Niegdyś stoki były królestwem narciarzy. Pojawienie się deski snowboardowej zaburzyło istniejący od dziesięcioleci porządek. Nie wszystkim spodobała się taka sytuacja.
Dlatego też powstała cała masa mitów, mających na celu szkalowanie dobrego imienia snowboardzistów. Czas obalić niektóre z nich.
Jazda na desce jest bardzo niebezpieczna. Absolutnie nie jest to prawdą. Na desce znacznie trudniej doznać kontuzji nóg, a zwłaszcza kolan.

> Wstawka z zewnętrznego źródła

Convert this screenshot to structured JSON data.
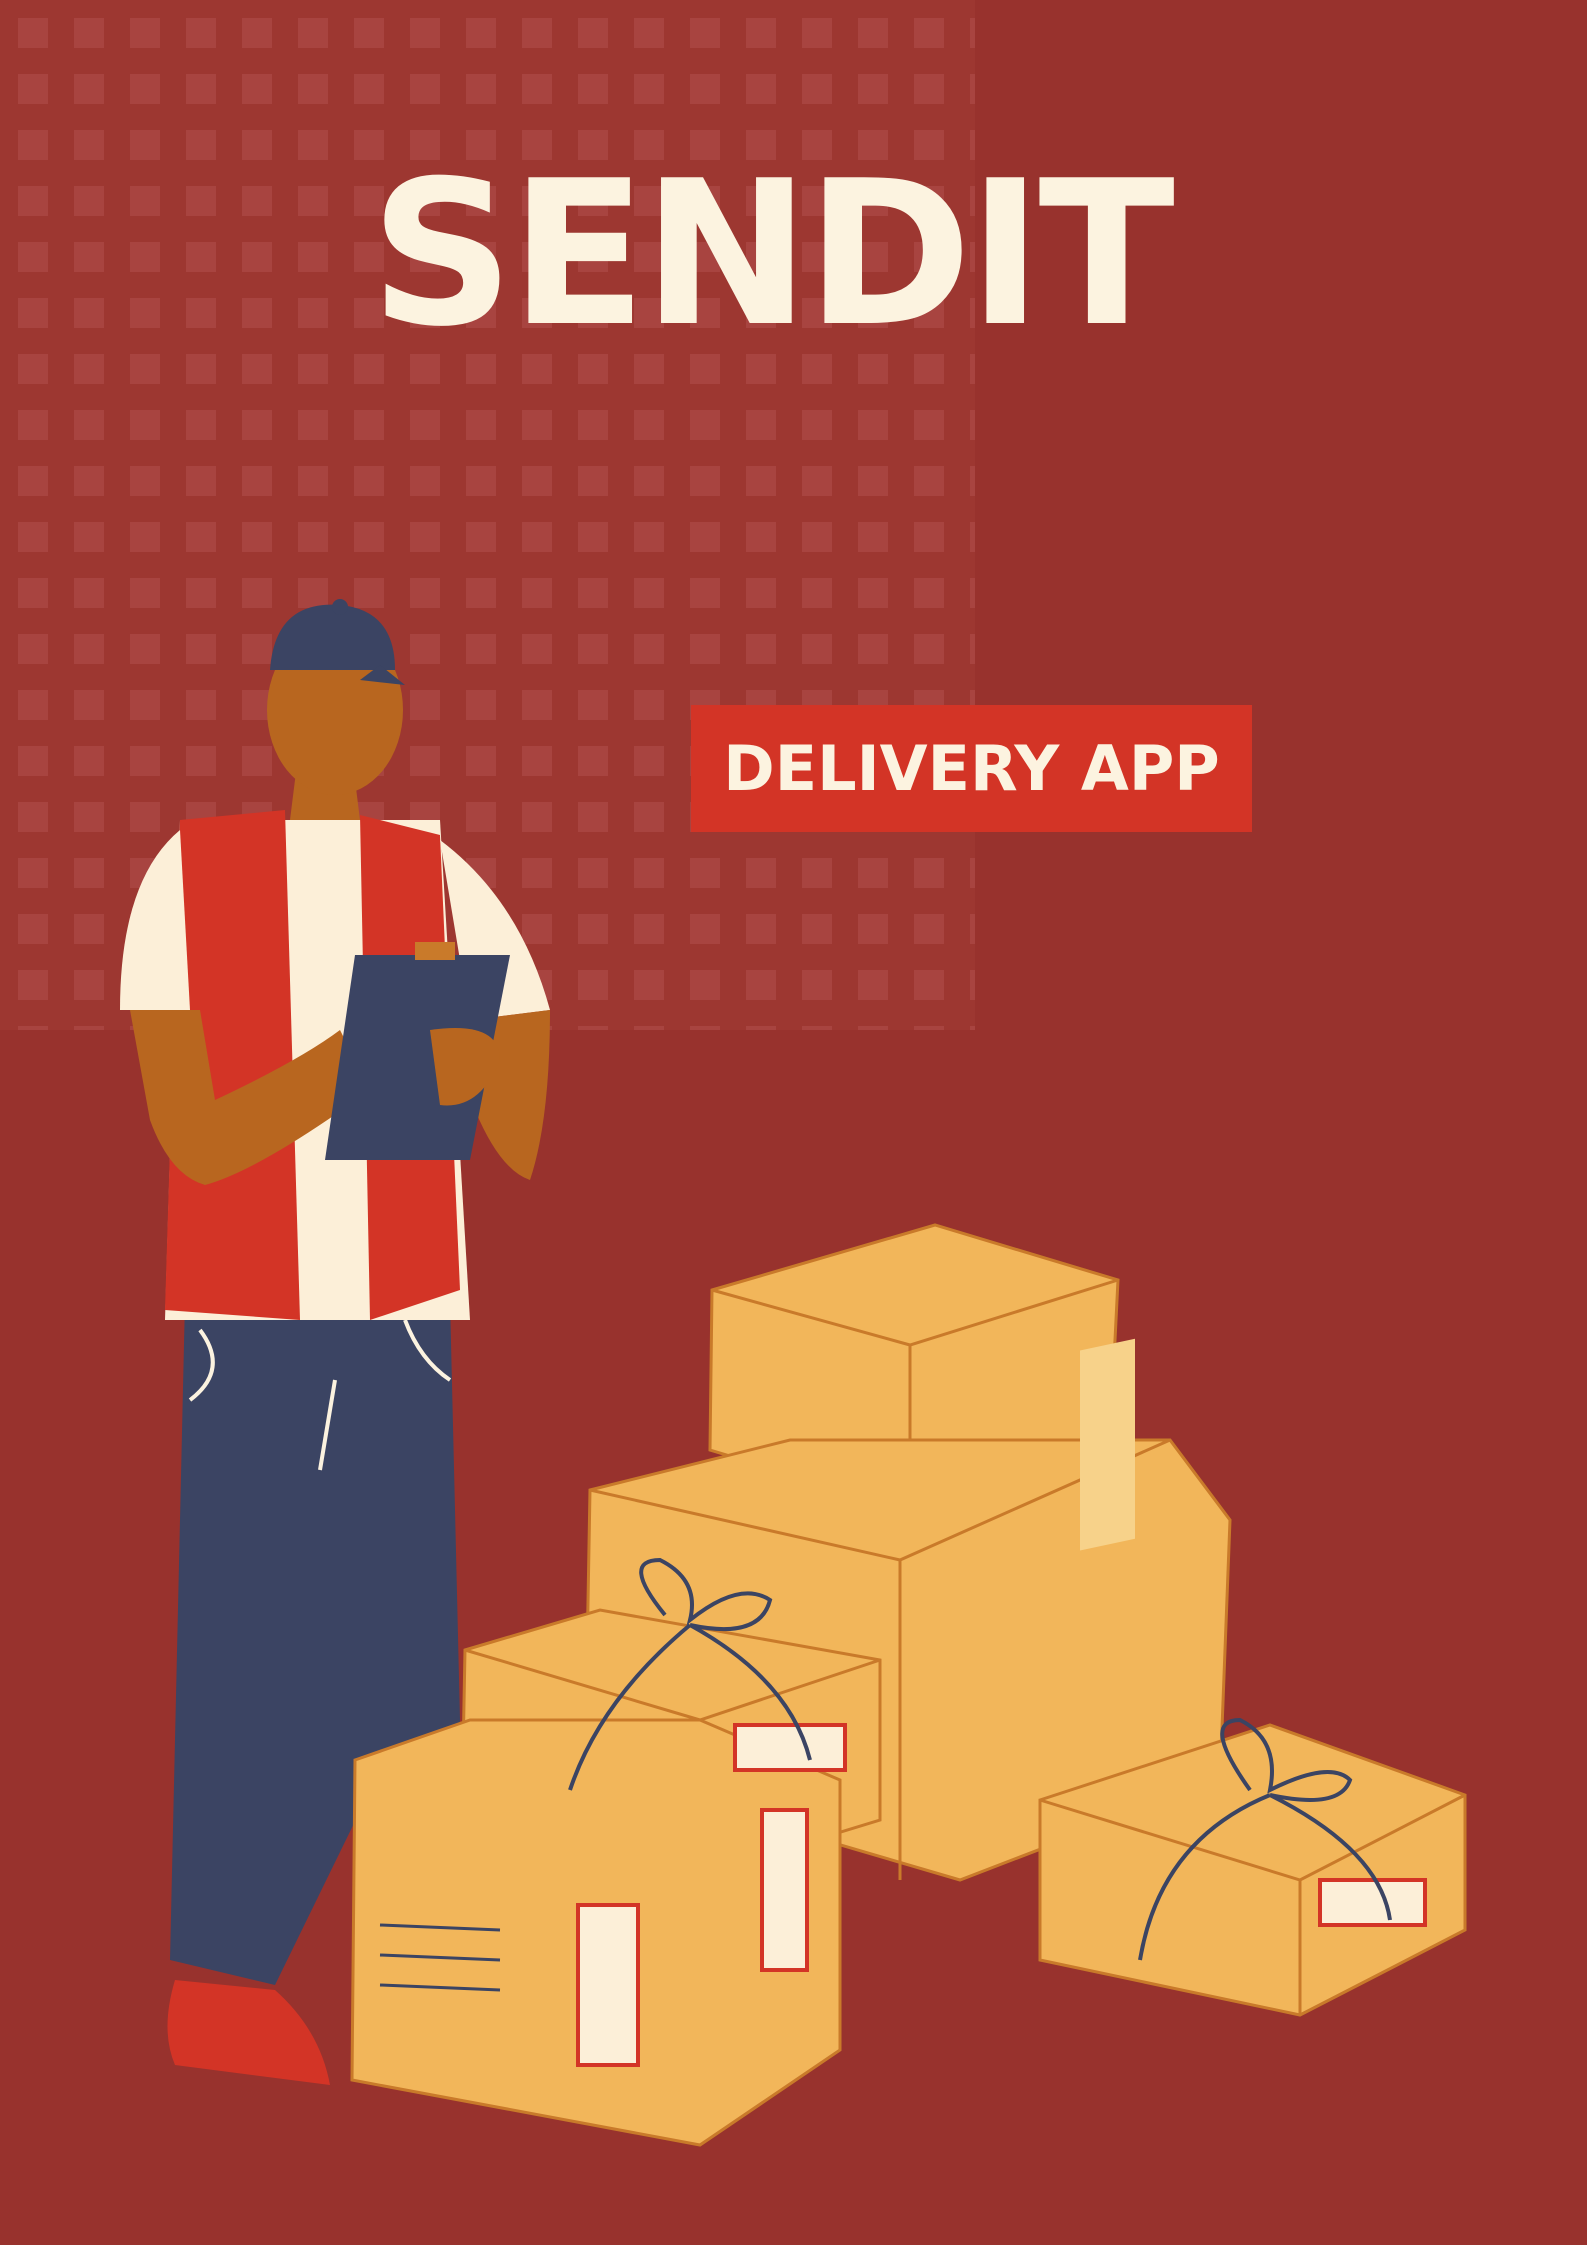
{
  "poster": {
    "title": "SENDIT",
    "badge": "DELIVERY APP"
  },
  "colors": {
    "background": "#98322d",
    "pattern": "#a84440",
    "title_text": "#fcf3e0",
    "badge_bg": "#d33426",
    "box": "#f2b65a",
    "box_edge": "#c97a2a",
    "uniform_navy": "#3b4463",
    "vest_red": "#d33426",
    "skin": "#b8661f"
  },
  "illustration": {
    "subject": "delivery-courier-with-clipboard",
    "objects": [
      "stacked-parcels"
    ]
  }
}
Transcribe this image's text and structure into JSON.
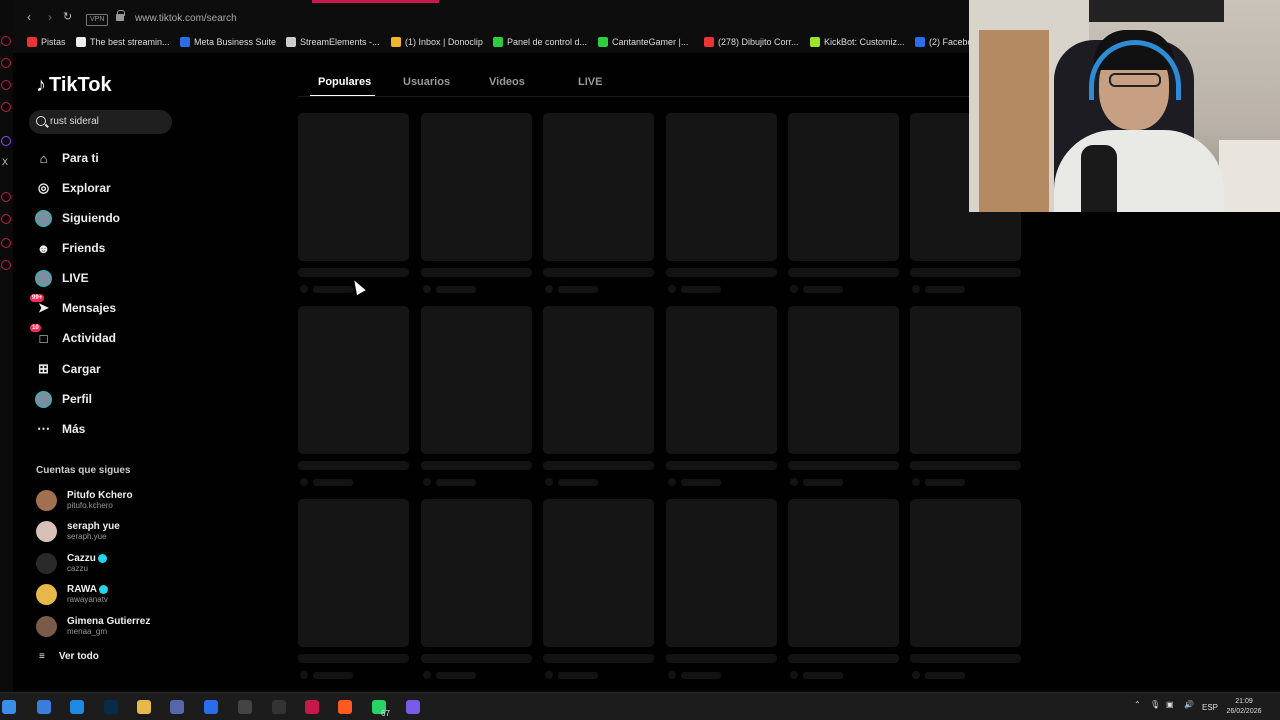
{
  "browser": {
    "url": "www.tiktok.com/search",
    "vpn_label": "VPN",
    "bookmarks": [
      {
        "label": "Pistas",
        "color": "#e33"
      },
      {
        "label": "The best streamin...",
        "color": "#eee"
      },
      {
        "label": "Meta Business Suite",
        "color": "#2a6de8"
      },
      {
        "label": "StreamElements -...",
        "color": "#ccc"
      },
      {
        "label": "(1) Inbox | Donoclip",
        "color": "#f2b62e"
      },
      {
        "label": "Panel de control d...",
        "color": "#2ecc40"
      },
      {
        "label": "CantanteGamer |...",
        "color": "#2ecc40"
      },
      {
        "label": "(278) Dibujito Corr...",
        "color": "#e33"
      },
      {
        "label": "KickBot: Customiz...",
        "color": "#9be32a"
      },
      {
        "label": "(2) Facebo",
        "color": "#2a6de8"
      }
    ]
  },
  "sidebar": {
    "logo": "TikTok",
    "search_value": "rust sideral",
    "nav": [
      {
        "label": "Para ti",
        "icon": "home-icon"
      },
      {
        "label": "Explorar",
        "icon": "compass-icon"
      },
      {
        "label": "Siguiendo",
        "icon": "following-avatar-icon"
      },
      {
        "label": "Friends",
        "icon": "friends-icon"
      },
      {
        "label": "LIVE",
        "icon": "live-icon"
      },
      {
        "label": "Mensajes",
        "icon": "messages-icon",
        "badge": "99+"
      },
      {
        "label": "Actividad",
        "icon": "activity-icon",
        "badge": "10"
      },
      {
        "label": "Cargar",
        "icon": "upload-icon"
      },
      {
        "label": "Perfil",
        "icon": "profile-avatar-icon"
      },
      {
        "label": "Más",
        "icon": "more-icon"
      }
    ],
    "following_title": "Cuentas que sigues",
    "accounts": [
      {
        "name": "Pitufo Kchero",
        "handle": "pitufo.kchero",
        "color": "#a07050"
      },
      {
        "name": "seraph yue",
        "handle": "seraph.yue",
        "color": "#d8c0b8"
      },
      {
        "name": "Cazzu",
        "handle": "cazzu",
        "color": "#2a2a2a",
        "verified": true
      },
      {
        "name": "RAWA",
        "handle": "rawayanatv",
        "color": "#e6b84a",
        "verified": true
      },
      {
        "name": "Gimena Gutierrez",
        "handle": "menaa_gm",
        "color": "#7a5a48"
      }
    ],
    "see_all": "Ver todo"
  },
  "search_tabs": [
    "Populares",
    "Usuarios",
    "Videos",
    "LIVE"
  ],
  "taskbar": {
    "language": "ESP",
    "time": "21:09",
    "date": "26/02/2026",
    "whatsapp_badge": "67"
  }
}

Wynika to z faktu, iż w przeciwieństwie do nart, obydwie nogi są sztywno przymocowane do deski, co zapewnia im stabilizację, zapobiegając np. skręceniom kostki.
Owszem, statystyki wskazują na większą liczbę wypadków z udziałem snowboardzistów niż narciarzy, ale nie jest to efektem specyfiki sprzętu, a jedynie wynika z faktu, iż miłośnicy deski to głównie młodzi ludzie, których zazwyczaj cechuje większa brawura i mniejsza odpowiedzialność.
Nauka jazdy na desce jest bardzo trudna. Również nie jest to prawdą. Mimo iż początkujący snowboardzista znacznie więcej czasu spędza na tylnej części ciała niż narciarz o podobnych umiejętnościach, dojście do zadowalającego poziomu umiejętności zajmie mu prawdopodobnie połowę mniej czasu niż narciarzowi.
Jazda na snowboardzie jest niewygodna. Często widzimy snowboardzistów siedzących na śniegu i próbujących mozolnie dopiąć wiązania, wywracających się podczas jazdy na orczyku czy też przy zsiadaniu z krzesełka. W związku z tym wydaje nam się, iż snowboardziści na stoku muszą się niesamowicie męczyć. Oczywiście nie jest to prawdą. Zaawansowany snowboardzista potrafi wykonać z pozoru uciążliwe czynności bez najmniejszego kłopotu. Wszystko jest kwestią wprawy.
Snowboardziści niszczą stoki. Również to stwierdzenie jest sporą przesadą. Początkujący amatorzy deski zsuwający się ze zbyt trudnych dla siebie stoków czynią dokładnie takie same szkody jak narciarze jeżdżący pługiem. Zrzucanie więc na nich winy za niszczenie podłoża jest nie na miejscu.